Le chrétien est aussi un citoyen du monde

Intervention de Mgr Dollmann lors d'un séminaire en visio-conférence de l'Union Mondiale des Enseignants Catholiques (UMEC)

Introduction : le chrétien est aussi un citoyen du monde

Je m’appuierais volontiers sur l’évangile de saint Marc, l’évangile de l’année liturgique en cours. Dès l’introduction, saint Marc souligne l’identité de Jésus comme « Fils de Dieu » (Mc 1,1), et il poursuit par le récit du baptême de Jésus. Celui-ci annonce le nôtre et indique sa signification profonde : par le baptême, nous devenons ’chrétiens’, fils dans le Fils, enfants de Dieu. Ce que chaque homme est par son lien au Dieu Créateur, le baptisé le reçoit d’une manière concrète et définitive. C’est de cette identité que chaque baptisé doit pouvoir vivre et témoigner dans tous les domaines de sa vie.

Cette identité entraine une orientation de vie qui peut susciter des tensions avec d’autres options religieuses ou philosophiques. La lettre à Diognète, au 2ème siècle, évoque avec justesse cette condition du chrétien dans la société : « Toute terre étrangère leur est une patrie, et toute patrie leur est une terre étrangère. Ils se marient comme tout le monde, ils ont des enfants, mais ils n’abandonnent pas leurs nouveau-nés. Ils prennent place à une table commune, mais qui n’est pas une table ordinaire. Ils sont dans la chair, mais ils ne vivent pas selon la chair. (nn. 5-6).

Le défi majeur que le chrétien est amené à relever aujourd’hui, est celui de l’anthropologie, de la vision de l’homme et du respect de la vie humaine. Nous devons prendre la mesure de la distance qui se creuse entre l’approche chrétienne et l’approche sécularisée massivement défendue par l’élite intellectuelle et politique du monde occidental. En même temps, au-delà des débats théoriques, les chrétiens peuvent rendre compte de la fécondité de l’évangile de la vie et de la fraternité par leur engagement à tous les niveaux de la société. La lettre à Diognète exhorte d’ailleurs les chrétiens en affirmant : « Le poste que Dieu leur a fixé est si beau qu’il ne leur est pas permis de le déserter » (n. 6).

  1. Prendre la mesure de la vision anthropologique du message chrétien qui est objet de débat dans la société post-moderne

Le message de l’Evangile est perçu habituellement avec bienveillance en Europe quand il touche le domaine du service du prochain, particulièrement des personnes vulnérables et pauvres. Mais, l’Evangile est contesté aujourd’hui en ce qui concerne le respect de toute personne humaine et à toute étape de sa vie, de sa conception jusqu’au seuil de sa mort. Il y a un véritable débat anthropologique qui met l’Église en tension avec l’approche postmoderne.
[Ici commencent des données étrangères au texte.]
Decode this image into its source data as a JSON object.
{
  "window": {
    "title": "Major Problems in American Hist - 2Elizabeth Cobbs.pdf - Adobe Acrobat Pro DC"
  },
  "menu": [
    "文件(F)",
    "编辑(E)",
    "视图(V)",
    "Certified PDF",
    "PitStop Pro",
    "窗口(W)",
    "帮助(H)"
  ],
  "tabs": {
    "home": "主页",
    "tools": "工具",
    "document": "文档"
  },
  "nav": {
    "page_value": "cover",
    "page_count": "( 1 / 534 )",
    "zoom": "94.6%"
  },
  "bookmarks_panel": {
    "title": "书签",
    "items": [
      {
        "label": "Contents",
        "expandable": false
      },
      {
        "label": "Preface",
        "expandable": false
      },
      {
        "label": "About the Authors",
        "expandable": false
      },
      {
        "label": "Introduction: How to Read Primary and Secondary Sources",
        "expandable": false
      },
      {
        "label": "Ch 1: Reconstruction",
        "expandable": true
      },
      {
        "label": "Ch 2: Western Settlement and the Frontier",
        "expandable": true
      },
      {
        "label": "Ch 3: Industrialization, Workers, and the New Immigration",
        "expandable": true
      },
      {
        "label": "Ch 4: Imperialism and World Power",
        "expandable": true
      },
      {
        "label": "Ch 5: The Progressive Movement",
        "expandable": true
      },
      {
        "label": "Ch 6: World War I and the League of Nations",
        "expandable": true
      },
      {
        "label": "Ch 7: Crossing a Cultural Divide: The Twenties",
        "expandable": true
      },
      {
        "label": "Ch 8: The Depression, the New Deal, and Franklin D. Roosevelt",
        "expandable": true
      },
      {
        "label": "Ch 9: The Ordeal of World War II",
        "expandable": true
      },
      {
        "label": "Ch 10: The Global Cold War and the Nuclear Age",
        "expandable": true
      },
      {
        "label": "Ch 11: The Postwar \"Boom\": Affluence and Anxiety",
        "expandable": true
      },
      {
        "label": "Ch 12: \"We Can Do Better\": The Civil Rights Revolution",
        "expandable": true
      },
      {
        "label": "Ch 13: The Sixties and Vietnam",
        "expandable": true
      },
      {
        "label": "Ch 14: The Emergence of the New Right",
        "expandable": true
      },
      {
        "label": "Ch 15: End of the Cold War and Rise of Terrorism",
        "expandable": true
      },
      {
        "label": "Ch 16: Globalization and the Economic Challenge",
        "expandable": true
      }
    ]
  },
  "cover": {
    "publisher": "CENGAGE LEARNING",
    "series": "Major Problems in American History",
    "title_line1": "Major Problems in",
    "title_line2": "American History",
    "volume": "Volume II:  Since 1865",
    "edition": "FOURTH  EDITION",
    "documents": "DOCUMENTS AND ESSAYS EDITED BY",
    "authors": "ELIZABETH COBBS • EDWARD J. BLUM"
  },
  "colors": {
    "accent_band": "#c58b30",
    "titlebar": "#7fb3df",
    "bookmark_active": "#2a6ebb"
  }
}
Le Conseil Pontifical Justice et Paix a publié en 2005 un manuel de la Doctrine sociale de l’Eglise, le Compendium de la doctrine sociale de l’Eglise. Celui-ci donne les repères anthropologiques de la personne humaine à la lumière de la révélation biblique et l’enseignement de l’Église (Cf. p 70ss). Je relève au moins quatre points :

-L’unité de la personne : celle-ci n’a pas une âme et un corps qui s’opposent, elle est corps et âme.
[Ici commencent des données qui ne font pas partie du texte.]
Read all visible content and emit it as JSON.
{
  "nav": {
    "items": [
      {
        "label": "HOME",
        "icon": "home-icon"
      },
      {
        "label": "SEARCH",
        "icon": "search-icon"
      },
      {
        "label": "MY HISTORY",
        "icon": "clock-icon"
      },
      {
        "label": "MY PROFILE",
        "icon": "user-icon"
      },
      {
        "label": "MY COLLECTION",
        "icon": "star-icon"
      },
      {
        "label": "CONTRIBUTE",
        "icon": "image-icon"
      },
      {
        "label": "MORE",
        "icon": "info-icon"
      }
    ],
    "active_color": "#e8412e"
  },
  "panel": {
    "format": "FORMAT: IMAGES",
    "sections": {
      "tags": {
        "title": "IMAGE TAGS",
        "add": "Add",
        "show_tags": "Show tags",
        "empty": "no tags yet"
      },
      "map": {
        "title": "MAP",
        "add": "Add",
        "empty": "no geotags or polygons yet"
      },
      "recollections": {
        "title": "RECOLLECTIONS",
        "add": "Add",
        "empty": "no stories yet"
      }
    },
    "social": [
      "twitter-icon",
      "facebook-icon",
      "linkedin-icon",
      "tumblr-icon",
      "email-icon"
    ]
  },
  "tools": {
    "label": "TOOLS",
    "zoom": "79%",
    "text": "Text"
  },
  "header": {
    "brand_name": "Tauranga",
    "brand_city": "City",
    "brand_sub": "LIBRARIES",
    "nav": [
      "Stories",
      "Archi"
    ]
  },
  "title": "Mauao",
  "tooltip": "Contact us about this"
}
-L’ouverture à la transcendance et l’unicité de la personne : la transcendance désigne le fait que la personne est capable de s’ouvrir aux autres et à Dieu et l’unicité désigne le fait que chaque personne est unique et irremplaçable.

-La liberté de la personne : elle est liée à notre condition de créature, c’est là sa limite, mais elle est également liée à notre condition d’enfant de Dieu, c’est là sa grandeur.

-La socialité humaine : « Dieu n’a pas créé l’homme comme un être solitaire, mais il l’a voulu comme être social. La vie sociale n’est donc pas extérieure à l’homme ; il ne peut croître et réaliser sa vocation qu’en relation avec les autres » (Congrégation pour la doctrine de la foi, Instr. Libertatis conscientia, 32, 1987).

  1. Apprendre à rendre compte de la fécondité de cette anthropologie par un engagement concret.

La participation des chrétiens à la société a porté des fruits et continue d’en porter, en développant une culture du bien commun, du respect de la personne humaine, ainsi que de la justice sociale animée par la charité.

a) Le sens du bien commun

Le bien commun est avant tout perçu au niveau matériel. Il interroge notre respect du cadre de vie et de la création. Il interroge l’éducation aux vertus humaines pour orienter toutes nos missions et nos actions vers le bien.

Le bien commun concerne également la réalité humaine spirituelle, à savoir le respect des personnes et l’engagement pour la paix qui se traduit par l’attention à la fraternité universelle dans le magistère récent du Pape François.

b) Le sens de la personne

Dans l’évangile de Luc, lorsque Jésus enseigne que l’amour de Dieu et du prochain sont les deux commandements qui résument toute la Loi, un scribe lui demande : « qui est mon prochain ? » (Lc 10,29).  Jésus répond par la parabole du bon Samaritain en transformant la question : « de qui me suis-je fait le prochain ? » (Lc 10,29-37). A une question d’école pour définir les critères de celui qui peut être considéré comme le prochain, Jésus répond par un appel à devenir le prochain de l’autre et de tous les autres. Il nous invite à éveiller nos consciences à l’engagement pour une civilisation de la vie où chacun, jeune et adulte, malade et bien-portant, enfant à naître et personne en fin de vie, soit respecté comme personne et comme membre de la communauté humaine.

 

c) Le sens de la charité liée à la justice

Enracinés dans l’amour qui vient de Dieu, les chrétiens cherchent à travailler à un monde plus juste. Bien sûr, nous connaissons la position marxiste qui oppose justice et charité, considérant que cette dernière ne va pas à la racine de l’injustice et de la pauvreté, mais qu’elle entretient plutôt les situations d’exploitation et d’inégalités.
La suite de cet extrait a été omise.